From time to we get spammed with hook calls from a user with an ID/GUID of 01010001-0000-0000-0000-111111111111 - obviously an internal user that does not really exist. I have no idea what you are doing, because yesterday this happened more than 800 times. I have also seen this happening before. This causes a lot of issues and especially unneeded API calls. Please fix this.
@thomas.poechtrager can you provide us with an id of the entity you see this issue? The id of the user is the user we use for internal automations (like the automations you can configure) so they are expected in a lot of situations.
But we can check the details of the case and let you know why the webhook was executed in this case.
Hi @thomas.poechtrager, thanks for reporting this. This is an internal id as you correctly pointed out, which is used for any kind of change on an entity triggered from within awork, such as any user-defined automation, data consistency automation, etc.
Do you have a trace-id from any of those webhook requests so I can identify what caused this massive batch of events?
I will take this back to the team to discuss. My first impression is that skipping these events in the webhooks would lead to external data not being consistent as webhook receivers would have no way to receive these changes otherwise.
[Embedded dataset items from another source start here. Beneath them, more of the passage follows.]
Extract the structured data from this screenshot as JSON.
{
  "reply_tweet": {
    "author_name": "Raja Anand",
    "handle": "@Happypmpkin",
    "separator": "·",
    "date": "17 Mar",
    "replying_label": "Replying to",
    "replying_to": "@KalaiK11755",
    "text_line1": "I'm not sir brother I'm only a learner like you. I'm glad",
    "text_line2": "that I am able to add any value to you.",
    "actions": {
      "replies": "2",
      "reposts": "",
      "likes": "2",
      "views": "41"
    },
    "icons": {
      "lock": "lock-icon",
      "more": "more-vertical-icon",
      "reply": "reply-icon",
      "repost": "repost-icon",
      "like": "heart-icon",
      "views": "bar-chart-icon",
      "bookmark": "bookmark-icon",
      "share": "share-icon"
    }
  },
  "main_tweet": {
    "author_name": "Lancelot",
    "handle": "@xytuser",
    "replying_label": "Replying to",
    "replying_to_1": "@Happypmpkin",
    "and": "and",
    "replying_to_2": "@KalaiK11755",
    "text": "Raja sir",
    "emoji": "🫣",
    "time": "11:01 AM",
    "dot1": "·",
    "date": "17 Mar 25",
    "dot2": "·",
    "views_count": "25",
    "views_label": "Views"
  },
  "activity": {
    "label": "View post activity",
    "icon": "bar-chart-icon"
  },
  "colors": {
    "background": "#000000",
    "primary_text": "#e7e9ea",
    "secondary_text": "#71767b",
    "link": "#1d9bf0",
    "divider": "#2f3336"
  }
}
What I could imagine as an alternative is to return some basic user information if this id is passed to a user endpoint.
Again, will take this to the team to discuss the best way forward here.
Thank you guys for the quick reply.
The webhook is triggered by the ‚project task deleted‘ event.
Sadly, I don’t have a trace id. We don’t save them.
I can only provide you the exact timestamps when it happened. For example [2025-06-04 12:40:12] (UTC+1) for our workspace ‚https://plum-mindblowing-icons.awork.com/‘.
What I could imagine as an alternative is to return some basic user information if this id is passed to a user endpoint.
That would be great, so we understand what’s going on and know it’s caused by internal automation.
Thanks for the details, we’ll take a look.
I just checked and we actually return the user when requested by id:
curl --request GET \
--url https://api.cwork.io/api/v1/users/01010001-0000-0000-0000-111111111111 \
--header 'accept: application/json'
returns
{
"id": "01010001-0000-0000-0000-111111111111",
"firstName": "awork",
"hasImage": true,
"isDeactivated": false
}
How are you checking for the users?
I am currently downloading the workspace’s user table and look up the user from there - not ideal. I need to fix that. Ideally, I’d prefer not to retrieve internal webhooks, as they’re not relevant to the end-user. I mean, it’s not a hook triggered by one of our users. 
Like we mentioned before, those could be changes made by automations created by actual users, so we will need to send those webhook events.
One thing you can try is to enable the first-level properties only toggle. This reduces the events to first-level properties of tasks or whichever entity you’re subscribing to instead of also the nested properties if you are not interested in those changes. This can significantly reduce the number of events you receive and may have skipped them entirely in this case.